The offer made sense to investors across the country, including those in the health care field. Dr. Byron King, a San Diego spine surgeon, put in $75,000. Brett McElwee, who owns a Louisiana health care staffing company, invested $25,000.
Yet the promised clinic, which would feature a 64-slice CT scanner, did not open. Promised deadlines would pass with no action. Some investors complained to the Better Business Bureau of Los Angeles. Others tried to talk to people at the company, but it wasn't clear who was in charge.
Caterino said he was part of a team that took over the company last year. He said the previous managers had raised about $5.5 million and spent $4 million with little to show for it. Now the business is actually getting off the ground, he said. The clinic in Rancho Cucamonga is open, he told investors in a video message in September. But that doesn't mean it's accepting patients.
"We don't have a secretary, we don't have a receptionist, we don't have money to pay the phone bill," Caterino said in an interview. His boss, John Leal, said he has reached a deal with a nearby hospital whose patients could use the scanner. To make it happen, Leal said, the company has to raise another $350,000.
Turning over a new leaf
As far as his background, Caterino said, he has put his mail fraud days behind him (he said he became a Christian). The California Department of Corporations, which has prohibited him from selling securities because of previous violations, is telling lies, he said. He didn't want to comment about the charge against him in Alabama.
Caterino, who said he and his wife have invested $148,000 in the clinic, isn't predicting when investors will start earning some money back. But he told them in a video message last month that he expected revenue by the beginning of next year.
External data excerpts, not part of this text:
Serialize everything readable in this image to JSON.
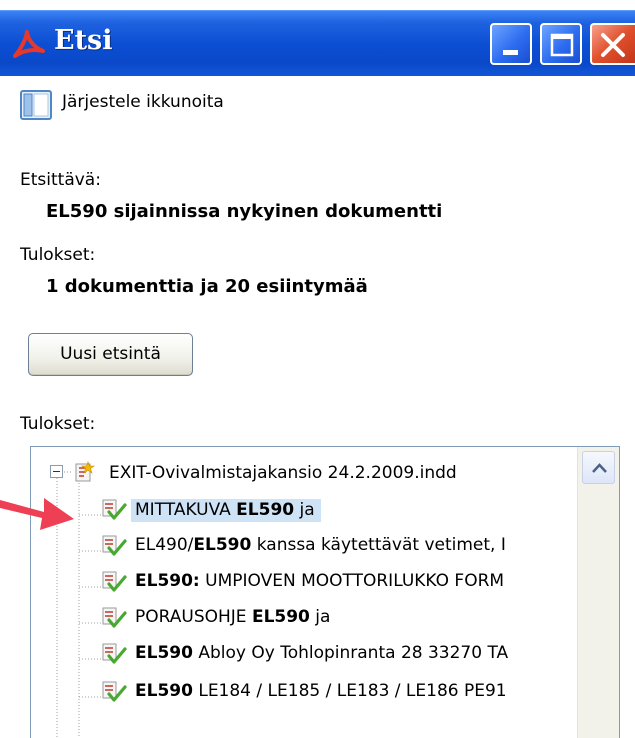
{
  "window": {
    "title": "Etsi",
    "minimize_label": "Minimize",
    "maximize_label": "Maximize",
    "close_label": "Close"
  },
  "arrange": {
    "label": "Järjestele ikkunoita"
  },
  "search_info": {
    "searched_label": "Etsittävä:",
    "searched_value": "EL590 sijainnissa nykyinen dokumentti",
    "results_label": "Tulokset:",
    "results_value": "1 dokumenttia ja 20 esiintymää"
  },
  "new_search_button": "Uusi etsintä",
  "results_list": {
    "label": "Tulokset:",
    "document": "EXIT-Ovivalmistajakansio 24.2.2009.indd",
    "items": [
      {
        "before": "MITTAKUVA ",
        "bold": "EL590",
        "after": " ja",
        "selected": true
      },
      {
        "before": "EL490/",
        "bold": "EL590",
        "after": " kanssa käytettävät vetimet, I",
        "selected": false
      },
      {
        "before": "",
        "bold": "EL590:",
        "after": " UMPIOVEN MOOTTORILUKKO FORM",
        "selected": false
      },
      {
        "before": "PORAUSOHJE ",
        "bold": "EL590",
        "after": " ja",
        "selected": false
      },
      {
        "before": "",
        "bold": "EL590",
        "after": " Abloy Oy Tohlopinranta 28 33270 TA",
        "selected": false
      },
      {
        "before": "",
        "bold": "EL590",
        "after": " LE184 / LE185 / LE183 / LE186 PE91",
        "selected": false
      }
    ]
  },
  "colors": {
    "titlebar": "#0c4fd4",
    "selection": "#cfe3f7",
    "annotation_arrow": "#ee3f55"
  }
}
Carrie Trubenbach, a psychotherapist in Santa Cruz, Calif., who invested $15,000 and is now organizing disgruntled investors, said Caterino has "wreaked havoc in everybody's lives."
"I thought I was doing the adult responsible thing and investing money so that one day I could retire," she said.
Ryder, in New Prague, figures he will never see his $15,000 again. Investors have contacted each other to evaluate their legal options. So many unanswered complaints have been made to the Better Business Bureau that Advanced Health Scan has earned an F, the bureau's worst rating.
Sometime this month, the Advanced Health Scan website went down, replaced by the ominous words, "This Account Has Been Suspended Please contact the billing/support department as soon as possible."